O virtual costuma ser confundido com o possível, e a confusão apaga o conceito. Em Diferença e Repetição, o virtual se opõe ao atual, jamais ao real: ele é inteiramente real, apenas não está atualizado. A fórmula que Deleuze toma emprestada de Proust resume: real sem ser atual, ideal sem ser abstrato.

O contraste com o possível é o teste. O possível é fabricado depois, à imagem do real que já aconteceu, e a passagem dele ao real não acrescenta nada além da existência. O virtual se atualiza criando: as linhas por onde ele se resolve não estavam desenhadas antes, e a atualização é invenção, não cópia.

Um problema bem formulado é o caso mais limpo. Ele é real, tem estrutura, orienta o trabalho de quem tenta resolvê-lo, e mesmo assim não coincide com nenhuma das soluções que virão depois. Deleuze credita a distinção a Bergson, e dedicou o livro Bergsonismo a desmontar o ponto.

Dois autores, e já era muita gente

O Anti-Édipo e Mil Platôs saíram assinados por dois nomes: Deleuze e Félix Guattari, psicanalista ligado ao círculo de Lacan e à clínica de La Borde.
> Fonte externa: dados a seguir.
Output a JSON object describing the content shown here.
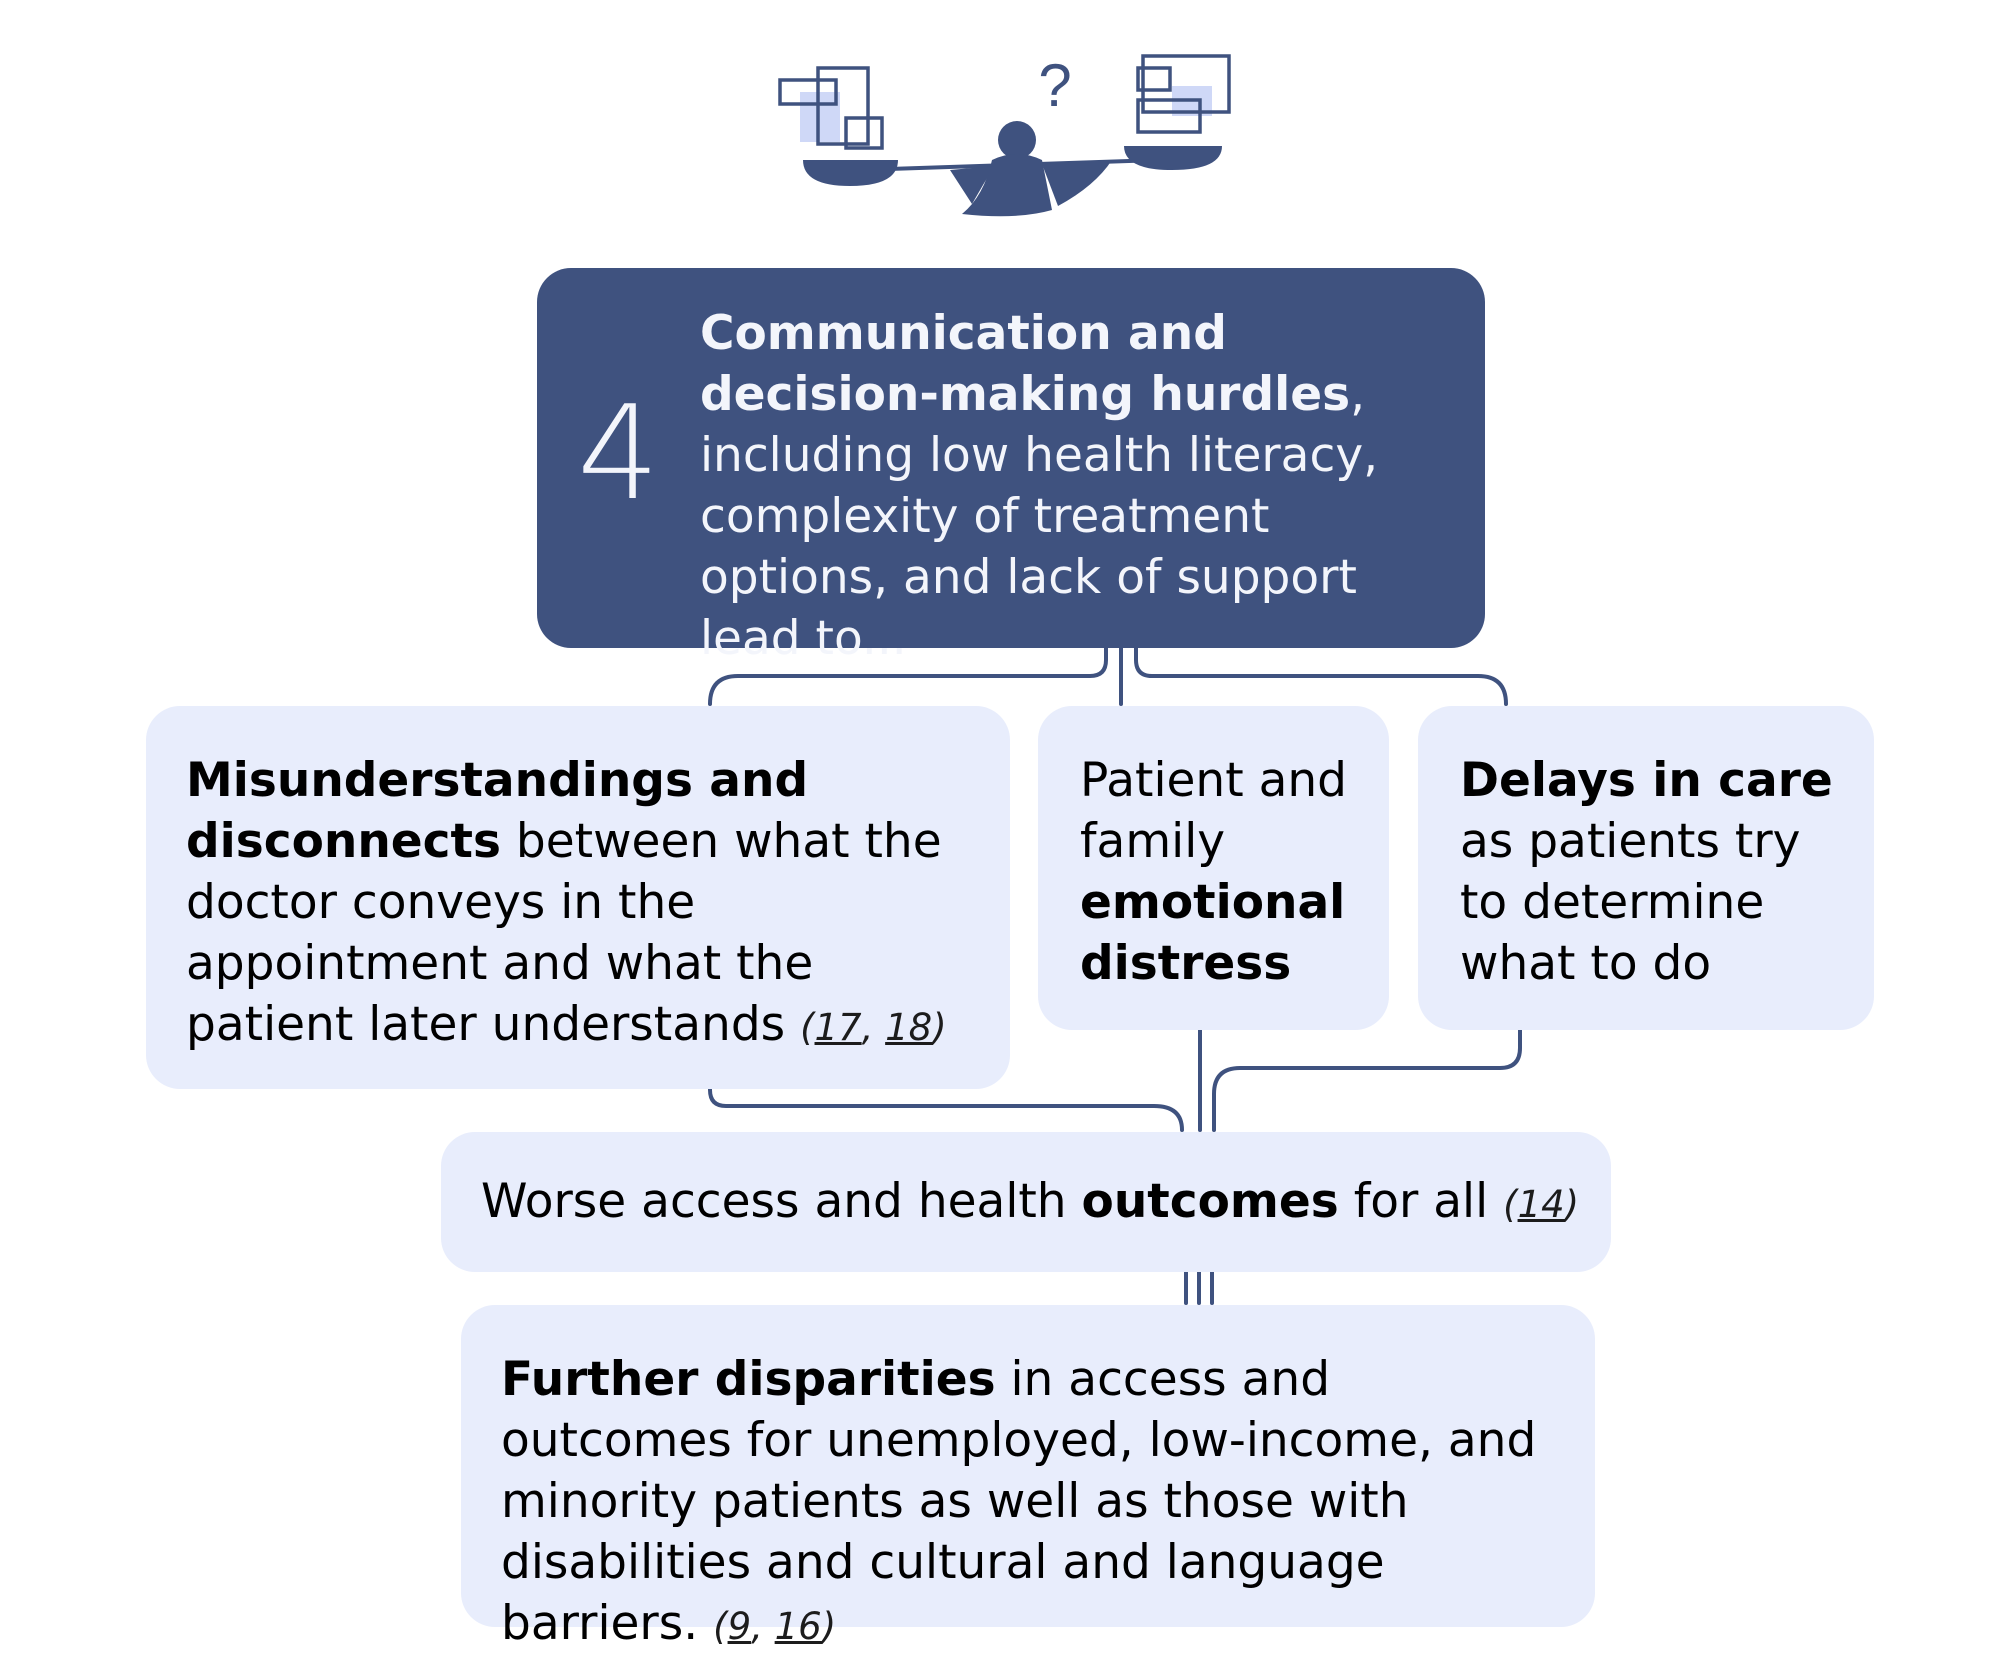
{
  "palette": {
    "primary_navy": "#3f527f",
    "light_box": "#e8edfc",
    "illustration_accent": "#cfd8f7"
  },
  "illustration": {
    "icon": "balance-scale-person-icon",
    "question_mark": "?"
  },
  "step": {
    "number": "4",
    "title_bold": "Communication and decision-making hurdles",
    "title_rest": ", including low health literacy, complexity of treatment options, and lack of support lead to..."
  },
  "effects": [
    {
      "bold": "Misunderstandings and disconnects",
      "rest": " between what the doctor conveys in the appointment and what the patient later understands ",
      "citations": [
        "17",
        "18"
      ]
    },
    {
      "lead": "Patient and family ",
      "bold": "emotional distress"
    },
    {
      "bold": "Delays in care",
      "rest": " as patients try to determine what to do"
    }
  ],
  "outcome": {
    "lead": "Worse access and health ",
    "bold": "outcomes",
    "rest": " for all ",
    "citations": [
      "14"
    ]
  },
  "disparities": {
    "bold": "Further disparities",
    "rest": " in access and outcomes for unemployed, low-income, and minority patients as well as those with disabilities and cultural and language barriers. ",
    "citations": [
      "9",
      "16"
    ]
  }
}
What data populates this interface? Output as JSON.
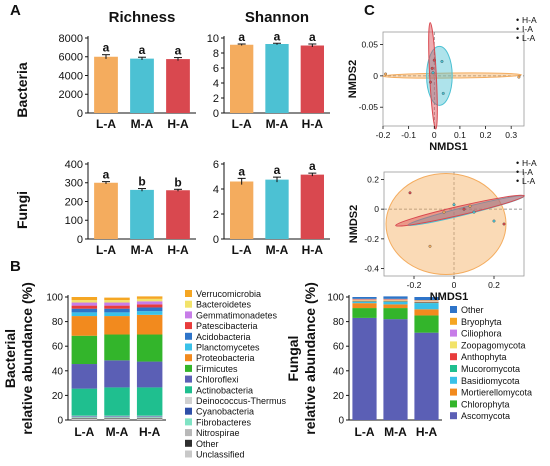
{
  "panels": {
    "A": "A",
    "B": "B",
    "C": "C"
  },
  "row_labels": {
    "bacteria": "Bacteria",
    "fungi": "Fungi"
  },
  "chart_data": [
    {
      "id": "bac_rich",
      "type": "bar",
      "title": "Richness",
      "ylabel": "Bacteria",
      "categories": [
        "L-A",
        "M-A",
        "H-A"
      ],
      "values": [
        6000,
        5800,
        5750
      ],
      "errors": [
        220,
        150,
        160
      ],
      "letters": [
        "a",
        "a",
        "a"
      ],
      "ylim": [
        0,
        8000
      ],
      "yticks": [
        0,
        2000,
        4000,
        6000,
        8000
      ],
      "colors": [
        "#F4AC5E",
        "#4CC1D3",
        "#D9484F"
      ]
    },
    {
      "id": "bac_shan",
      "type": "bar",
      "title": "Shannon",
      "categories": [
        "L-A",
        "M-A",
        "H-A"
      ],
      "values": [
        9.1,
        9.2,
        9.0
      ],
      "errors": [
        0.1,
        0.1,
        0.2
      ],
      "letters": [
        "a",
        "a",
        "a"
      ],
      "ylim": [
        0,
        10
      ],
      "yticks": [
        0,
        2,
        4,
        6,
        8,
        10
      ],
      "colors": [
        "#F4AC5E",
        "#4CC1D3",
        "#D9484F"
      ]
    },
    {
      "id": "fun_rich",
      "type": "bar",
      "ylabel": "Fungi",
      "categories": [
        "L-A",
        "M-A",
        "H-A"
      ],
      "values": [
        300,
        262,
        260
      ],
      "errors": [
        6,
        7,
        5
      ],
      "letters": [
        "a",
        "b",
        "b"
      ],
      "ylim": [
        0,
        400
      ],
      "yticks": [
        0,
        100,
        200,
        300,
        400
      ],
      "colors": [
        "#F4AC5E",
        "#4CC1D3",
        "#D9484F"
      ]
    },
    {
      "id": "fun_shan",
      "type": "bar",
      "categories": [
        "L-A",
        "M-A",
        "H-A"
      ],
      "values": [
        4.6,
        4.75,
        5.15
      ],
      "errors": [
        0.25,
        0.2,
        0.12
      ],
      "letters": [
        "a",
        "a",
        "a"
      ],
      "ylim": [
        0,
        6
      ],
      "yticks": [
        0,
        2,
        4,
        6
      ],
      "colors": [
        "#F4AC5E",
        "#4CC1D3",
        "#D9484F"
      ]
    },
    {
      "id": "bac_stack",
      "type": "bar",
      "stacked": true,
      "ylabel": "Bacterial relative abundance (%)",
      "categories": [
        "L-A",
        "M-A",
        "H-A"
      ],
      "ylim": [
        0,
        100
      ],
      "yticks": [
        0,
        20,
        40,
        60,
        80,
        100
      ],
      "series": [
        {
          "name": "Unclassified",
          "color": "#C8C8C8",
          "values": [
            1,
            1,
            1
          ]
        },
        {
          "name": "Other",
          "color": "#2E2E2E",
          "values": [
            0.5,
            0.5,
            0.5
          ]
        },
        {
          "name": "Nitrospirae",
          "color": "#B8B8B8",
          "values": [
            0.5,
            0.5,
            0.5
          ]
        },
        {
          "name": "Fibrobacteres",
          "color": "#7FE3C4",
          "values": [
            0.5,
            0.5,
            0.5
          ]
        },
        {
          "name": "Cyanobacteria",
          "color": "#2F4FA8",
          "values": [
            0.5,
            0.5,
            0.5
          ]
        },
        {
          "name": "Deinococcus-Thermus",
          "color": "#D0D0D0",
          "values": [
            0.5,
            0.5,
            0.5
          ]
        },
        {
          "name": "Actinobacteria",
          "color": "#1FBF8F",
          "values": [
            22,
            23,
            23
          ]
        },
        {
          "name": "Chloroflexi",
          "color": "#5B5FB5",
          "values": [
            20,
            22,
            21
          ]
        },
        {
          "name": "Firmicutes",
          "color": "#33B52B",
          "values": [
            23,
            21,
            22
          ]
        },
        {
          "name": "Proteobacteria",
          "color": "#F28A1E",
          "values": [
            16,
            15,
            16
          ]
        },
        {
          "name": "Planctomycetes",
          "color": "#3AC1E8",
          "values": [
            3,
            3,
            3
          ]
        },
        {
          "name": "Acidobacteria",
          "color": "#2E74C9",
          "values": [
            3,
            3,
            3
          ]
        },
        {
          "name": "Patescibacteria",
          "color": "#E83C3C",
          "values": [
            2.5,
            2.5,
            2.5
          ]
        },
        {
          "name": "Gemmatimonadetes",
          "color": "#C77DE8",
          "values": [
            2.5,
            2.5,
            2.5
          ]
        },
        {
          "name": "Bacteroidetes",
          "color": "#F2E36A",
          "values": [
            2,
            2,
            2
          ]
        },
        {
          "name": "Verrucomicrobia",
          "color": "#F5A623",
          "values": [
            2.5,
            2,
            2
          ]
        }
      ],
      "legend": [
        "Verrucomicrobia",
        "Bacteroidetes",
        "Gemmatimonadetes",
        "Patescibacteria",
        "Acidobacteria",
        "Planctomycetes",
        "Proteobacteria",
        "Firmicutes",
        "Chloroflexi",
        "Actinobacteria",
        "Deinococcus-Thermus",
        "Cyanobacteria",
        "Fibrobacteres",
        "Nitrospirae",
        "Other",
        "Unclassified"
      ]
    },
    {
      "id": "fun_stack",
      "type": "bar",
      "stacked": true,
      "ylabel": "Fungal relative abundance (%)",
      "categories": [
        "L-A",
        "M-A",
        "H-A"
      ],
      "ylim": [
        0,
        100
      ],
      "yticks": [
        0,
        20,
        40,
        60,
        80,
        100
      ],
      "series": [
        {
          "name": "Ascomycota",
          "color": "#5B5FB5",
          "values": [
            83,
            82,
            71
          ]
        },
        {
          "name": "Chlorophyta",
          "color": "#33B52B",
          "values": [
            8,
            9,
            14
          ]
        },
        {
          "name": "Mortierellomycota",
          "color": "#F28A1E",
          "values": [
            4,
            3,
            5
          ]
        },
        {
          "name": "Basidiomycota",
          "color": "#3AC1E8",
          "values": [
            1,
            2,
            5
          ]
        },
        {
          "name": "Mucoromycota",
          "color": "#1FBF8F",
          "values": [
            0.5,
            0.5,
            0.5
          ]
        },
        {
          "name": "Anthophyta",
          "color": "#E83C3C",
          "values": [
            0.5,
            0.5,
            0.5
          ]
        },
        {
          "name": "Zoopagomycota",
          "color": "#F2E36A",
          "values": [
            0.5,
            0.5,
            0.5
          ]
        },
        {
          "name": "Ciliophora",
          "color": "#C77DE8",
          "values": [
            0.5,
            0.5,
            0.5
          ]
        },
        {
          "name": "Bryophyta",
          "color": "#F5A623",
          "values": [
            0.5,
            0.5,
            0.5
          ]
        },
        {
          "name": "Other",
          "color": "#2E74C9",
          "values": [
            1.5,
            2,
            2.5
          ]
        }
      ],
      "legend": [
        "Other",
        "Bryophyta",
        "Ciliophora",
        "Zoopagomycota",
        "Anthophyta",
        "Mucoromycota",
        "Basidiomycota",
        "Mortierellomycota",
        "Chlorophyta",
        "Ascomycota"
      ]
    },
    {
      "id": "bac_nmds",
      "type": "scatter",
      "xlabel": "NMDS1",
      "ylabel": "NMDS2",
      "xlim": [
        -0.2,
        0.35
      ],
      "ylim": [
        -0.08,
        0.07
      ],
      "xticks": [
        -0.2,
        -0.1,
        0,
        0.1,
        0.2,
        0.3
      ],
      "yticks": [
        -0.05,
        0,
        0.05
      ],
      "legend": [
        "H-A",
        "I-A",
        "L-A"
      ],
      "groups": [
        {
          "name": "H-A",
          "color": "#F4AC5E",
          "points": [
            [
              -0.19,
              0.003
            ],
            [
              0.33,
              -0.002
            ]
          ],
          "ellipse": {
            "cx": 0.07,
            "cy": 0.0005,
            "rx": 0.27,
            "ry": 0.004,
            "angle": -0.6
          }
        },
        {
          "name": "I-A",
          "color": "#4CC1D3",
          "points": [
            [
              -0.005,
              0.005
            ],
            [
              0.03,
              0.023
            ],
            [
              0.035,
              -0.028
            ]
          ],
          "ellipse": {
            "cx": 0.02,
            "cy": 0.0,
            "rx": 0.05,
            "ry": 0.047,
            "angle": 0
          }
        },
        {
          "name": "L-A",
          "color": "#D9484F",
          "points": [
            [
              0.0,
              0.025
            ],
            [
              -0.008,
              0.012
            ],
            [
              -0.015,
              -0.01
            ]
          ],
          "ellipse": {
            "cx": -0.005,
            "cy": 0.0,
            "rx": 0.013,
            "ry": 0.085,
            "angle": -3
          }
        }
      ]
    },
    {
      "id": "fun_nmds",
      "type": "scatter",
      "xlabel": "NMDS1",
      "ylabel": "NMDS2",
      "xlim": [
        -0.35,
        0.35
      ],
      "ylim": [
        -0.45,
        0.25
      ],
      "xticks": [
        -0.2,
        0,
        0.2
      ],
      "yticks": [
        -0.4,
        -0.2,
        0,
        0.2
      ],
      "legend": [
        "H-A",
        "I-A",
        "L-A"
      ],
      "groups": [
        {
          "name": "H-A",
          "color": "#F4AC5E",
          "points": [
            [
              -0.12,
              -0.25
            ],
            [
              -0.05,
              -0.02
            ],
            [
              0.08,
              0.02
            ]
          ],
          "ellipse": {
            "cx": -0.04,
            "cy": -0.1,
            "rx": 0.3,
            "ry": 0.34,
            "angle": 0
          }
        },
        {
          "name": "I-A",
          "color": "#4CC1D3",
          "points": [
            [
              0.0,
              0.03
            ],
            [
              0.1,
              -0.02
            ],
            [
              0.2,
              -0.08
            ]
          ],
          "ellipse": {
            "cx": 0.06,
            "cy": -0.01,
            "rx": 0.3,
            "ry": 0.025,
            "angle": -14
          }
        },
        {
          "name": "L-A",
          "color": "#D9484F",
          "points": [
            [
              -0.22,
              0.11
            ],
            [
              0.05,
              0.0
            ],
            [
              0.25,
              -0.1
            ]
          ],
          "ellipse": {
            "cx": 0.03,
            "cy": -0.01,
            "rx": 0.33,
            "ry": 0.03,
            "angle": -13
          }
        }
      ]
    }
  ]
}
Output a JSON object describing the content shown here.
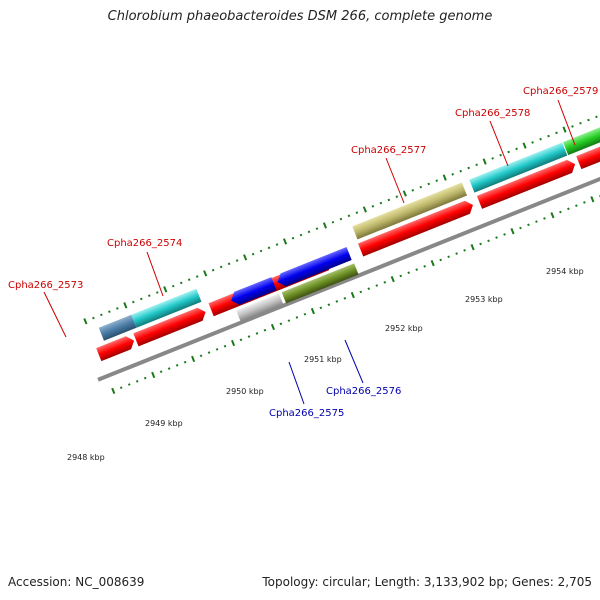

A abertura de Mil Platôs comenta a parceria em duas linhas que viraram a descrição oficial do método dos dois: escreveram juntos e, como cada um deles já era vários, ali havia bastante gente.

O comentário carrega a tese do livro. Se o sujeito já é uma multidão de conexões, a assinatura dupla deixa de ser soma de duas cabeças e passa a ser o arranjo que produziu o texto. Perguntados na mesma página por que mantiveram os próprios nomes na capa, responderam que foi por hábito, apenas por hábito.